HD 173780

Observation data Epoch J2000.0 Equinox ICRS
- Constellation: Lyra
- Right ascension: 18^{h} 46^{m} 04.47950^{s}
- Declination: +26° 39′ 43.6644″
- Apparent magnitude (V): +4.84

Characteristics
- Evolutionary stage: Horizontal branch
- Spectral type: K3III
- B−V color index: 1.20

Astrometry
- Radial velocity (R_{v}): −16.92±0.17 km/s
- Proper motion (μ): RA: +17.460 mas/yr Dec.: +23.819 mas/yr
- Parallax (π): 13.7599±0.1315 mas
- Distance: 237 ± 2 ly (72.7 ± 0.7 pc)
- Absolute magnitude (M_{V}): 0.37

Details
- Mass: 1.70 M_{☉}
- Radius: 16.38+0.22 −0.47 R_{☉}
- Luminosity: 91.5±1.0 L_{☉}
- Surface gravity (log g): 2.42±0.08 cgs
- Temperature: 4,468±19 K
- Metallicity [Fe/H]: −0.04±0.05 dex
- Rotational velocity (v sin i): 3.8 km/s
- Age: 2.42 Gyr
- Other designations: BD+26°3349, HD 173780, HIP 92088, HR 7064, SAO 86418

Database references
- SIMBAD: data

= HD 173780 =

Star in the constellation Lyra

HD 173780 is a single star in the northern constellation Lyra, near the southern constellation border with Hercules.
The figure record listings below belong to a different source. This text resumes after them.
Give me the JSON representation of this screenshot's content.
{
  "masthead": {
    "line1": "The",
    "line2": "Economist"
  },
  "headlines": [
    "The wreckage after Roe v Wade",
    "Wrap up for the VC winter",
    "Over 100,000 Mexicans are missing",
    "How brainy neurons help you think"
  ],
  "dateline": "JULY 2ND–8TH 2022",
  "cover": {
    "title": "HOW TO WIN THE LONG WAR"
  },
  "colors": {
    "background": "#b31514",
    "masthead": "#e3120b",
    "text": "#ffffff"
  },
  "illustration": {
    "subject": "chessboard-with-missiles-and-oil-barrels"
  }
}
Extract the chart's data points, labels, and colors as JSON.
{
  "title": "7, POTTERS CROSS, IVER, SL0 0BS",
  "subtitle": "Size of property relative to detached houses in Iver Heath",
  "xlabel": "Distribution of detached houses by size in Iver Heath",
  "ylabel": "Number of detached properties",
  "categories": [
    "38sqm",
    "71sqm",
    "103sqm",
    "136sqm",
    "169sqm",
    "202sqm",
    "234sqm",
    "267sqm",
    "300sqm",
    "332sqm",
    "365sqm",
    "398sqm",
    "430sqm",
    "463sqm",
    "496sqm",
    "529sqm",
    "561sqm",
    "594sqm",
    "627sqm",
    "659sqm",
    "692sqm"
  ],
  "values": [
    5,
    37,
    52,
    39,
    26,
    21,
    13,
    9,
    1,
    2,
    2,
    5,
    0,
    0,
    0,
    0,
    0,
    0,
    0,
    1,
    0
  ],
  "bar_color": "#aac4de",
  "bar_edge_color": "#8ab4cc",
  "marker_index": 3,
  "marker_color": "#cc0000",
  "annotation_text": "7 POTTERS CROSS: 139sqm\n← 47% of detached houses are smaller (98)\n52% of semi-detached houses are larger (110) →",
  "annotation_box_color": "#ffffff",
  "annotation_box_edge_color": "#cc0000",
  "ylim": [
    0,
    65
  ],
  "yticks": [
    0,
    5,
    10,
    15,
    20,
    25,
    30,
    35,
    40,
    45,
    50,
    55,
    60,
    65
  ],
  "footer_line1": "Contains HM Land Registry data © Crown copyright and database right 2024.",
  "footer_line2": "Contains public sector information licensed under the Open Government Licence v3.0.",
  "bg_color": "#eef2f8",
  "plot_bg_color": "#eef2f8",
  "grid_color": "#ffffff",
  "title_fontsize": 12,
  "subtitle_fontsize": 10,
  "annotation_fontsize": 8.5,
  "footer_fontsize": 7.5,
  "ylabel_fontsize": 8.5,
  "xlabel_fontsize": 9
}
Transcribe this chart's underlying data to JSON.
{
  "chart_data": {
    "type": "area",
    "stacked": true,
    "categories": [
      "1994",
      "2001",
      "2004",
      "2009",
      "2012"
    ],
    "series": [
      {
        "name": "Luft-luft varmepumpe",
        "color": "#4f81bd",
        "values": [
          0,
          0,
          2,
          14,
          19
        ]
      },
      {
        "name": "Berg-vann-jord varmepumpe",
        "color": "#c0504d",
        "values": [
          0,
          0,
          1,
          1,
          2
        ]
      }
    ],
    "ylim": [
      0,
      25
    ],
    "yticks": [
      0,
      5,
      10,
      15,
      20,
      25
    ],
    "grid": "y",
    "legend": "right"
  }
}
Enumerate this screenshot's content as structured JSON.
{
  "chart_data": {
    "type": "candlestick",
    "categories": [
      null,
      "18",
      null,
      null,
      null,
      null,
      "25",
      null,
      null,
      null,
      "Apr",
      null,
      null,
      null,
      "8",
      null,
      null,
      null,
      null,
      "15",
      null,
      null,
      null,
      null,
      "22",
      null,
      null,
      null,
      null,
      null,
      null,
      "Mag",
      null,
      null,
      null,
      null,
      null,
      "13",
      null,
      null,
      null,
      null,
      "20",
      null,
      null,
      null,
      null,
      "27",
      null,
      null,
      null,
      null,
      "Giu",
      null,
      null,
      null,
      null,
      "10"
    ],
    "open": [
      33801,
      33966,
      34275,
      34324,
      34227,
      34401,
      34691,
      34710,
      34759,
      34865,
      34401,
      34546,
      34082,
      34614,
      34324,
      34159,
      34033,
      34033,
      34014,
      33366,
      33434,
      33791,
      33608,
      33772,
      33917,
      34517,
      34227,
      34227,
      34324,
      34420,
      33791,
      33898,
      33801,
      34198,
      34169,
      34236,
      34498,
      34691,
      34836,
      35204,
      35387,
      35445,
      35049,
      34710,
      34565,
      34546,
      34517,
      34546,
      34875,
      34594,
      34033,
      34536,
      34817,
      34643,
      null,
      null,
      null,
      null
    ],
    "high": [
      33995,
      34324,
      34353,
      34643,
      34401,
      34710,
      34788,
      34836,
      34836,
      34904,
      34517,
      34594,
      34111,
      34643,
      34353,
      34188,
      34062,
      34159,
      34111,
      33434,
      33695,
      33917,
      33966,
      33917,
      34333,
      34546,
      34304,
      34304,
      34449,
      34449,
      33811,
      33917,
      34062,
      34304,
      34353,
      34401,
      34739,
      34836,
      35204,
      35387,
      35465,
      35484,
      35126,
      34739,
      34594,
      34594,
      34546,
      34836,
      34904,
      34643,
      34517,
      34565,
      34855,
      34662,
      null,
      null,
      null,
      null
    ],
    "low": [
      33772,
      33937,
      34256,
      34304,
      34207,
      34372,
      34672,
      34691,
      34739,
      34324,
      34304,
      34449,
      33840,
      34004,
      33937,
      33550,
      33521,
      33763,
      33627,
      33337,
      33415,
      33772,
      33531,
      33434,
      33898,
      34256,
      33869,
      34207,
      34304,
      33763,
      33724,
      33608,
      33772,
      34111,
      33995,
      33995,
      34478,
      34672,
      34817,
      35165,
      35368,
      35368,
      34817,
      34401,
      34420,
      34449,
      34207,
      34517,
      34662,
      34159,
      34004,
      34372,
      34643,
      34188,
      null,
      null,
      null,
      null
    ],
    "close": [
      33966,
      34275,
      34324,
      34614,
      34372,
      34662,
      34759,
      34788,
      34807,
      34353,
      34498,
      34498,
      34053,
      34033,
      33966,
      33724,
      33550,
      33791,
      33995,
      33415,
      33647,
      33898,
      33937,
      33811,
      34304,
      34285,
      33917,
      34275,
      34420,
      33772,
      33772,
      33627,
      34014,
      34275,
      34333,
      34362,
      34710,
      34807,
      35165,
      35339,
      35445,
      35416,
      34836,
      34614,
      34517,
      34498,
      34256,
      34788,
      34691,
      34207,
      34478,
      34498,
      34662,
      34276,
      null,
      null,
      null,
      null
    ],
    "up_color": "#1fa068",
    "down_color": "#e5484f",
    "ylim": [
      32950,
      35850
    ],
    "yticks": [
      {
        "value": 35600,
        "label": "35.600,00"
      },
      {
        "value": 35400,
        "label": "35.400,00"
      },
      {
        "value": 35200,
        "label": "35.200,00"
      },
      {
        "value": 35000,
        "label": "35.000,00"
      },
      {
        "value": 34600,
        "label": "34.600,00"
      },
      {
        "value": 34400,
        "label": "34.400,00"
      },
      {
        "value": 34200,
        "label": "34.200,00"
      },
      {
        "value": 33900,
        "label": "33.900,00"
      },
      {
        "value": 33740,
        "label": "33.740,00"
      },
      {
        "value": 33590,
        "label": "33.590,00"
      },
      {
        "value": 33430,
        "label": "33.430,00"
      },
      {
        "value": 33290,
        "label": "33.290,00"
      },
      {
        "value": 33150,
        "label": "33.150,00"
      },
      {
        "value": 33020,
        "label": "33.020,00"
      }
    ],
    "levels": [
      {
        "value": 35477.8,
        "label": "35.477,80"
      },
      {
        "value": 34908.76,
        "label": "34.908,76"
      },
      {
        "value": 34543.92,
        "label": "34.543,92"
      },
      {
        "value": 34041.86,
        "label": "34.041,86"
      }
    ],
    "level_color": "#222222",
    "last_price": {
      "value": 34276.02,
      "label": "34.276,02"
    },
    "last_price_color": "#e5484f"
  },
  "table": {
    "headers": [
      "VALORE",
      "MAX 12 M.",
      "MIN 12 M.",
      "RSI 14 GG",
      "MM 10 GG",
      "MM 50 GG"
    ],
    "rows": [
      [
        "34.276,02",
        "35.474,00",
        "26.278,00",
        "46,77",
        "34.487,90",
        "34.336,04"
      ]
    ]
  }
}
It is an orange-hued star that is faintly visible to the naked eye with an apparent visual magnitude of +4.84. This object is located at a distance of approximately 237 light years from the Sun based on parallax, but is drifting closer with a radial velocity of −17 km/s.

This is an aging giant star with a stellar classification of K3III. It is a red clump giant, indicating it is on the horizontal branch and is generating energy through the fusion of helium at its core. The star is 2.4 billion years old with 1.7 times the mass of the Sun. With the supply of hydrogen exhausted at its core, it has expanded to 16 times the radius of the Sun. The star is radiating 92 times the luminosity of the Sun from its enlarged photosphere at an effective temperature of 4,468 K.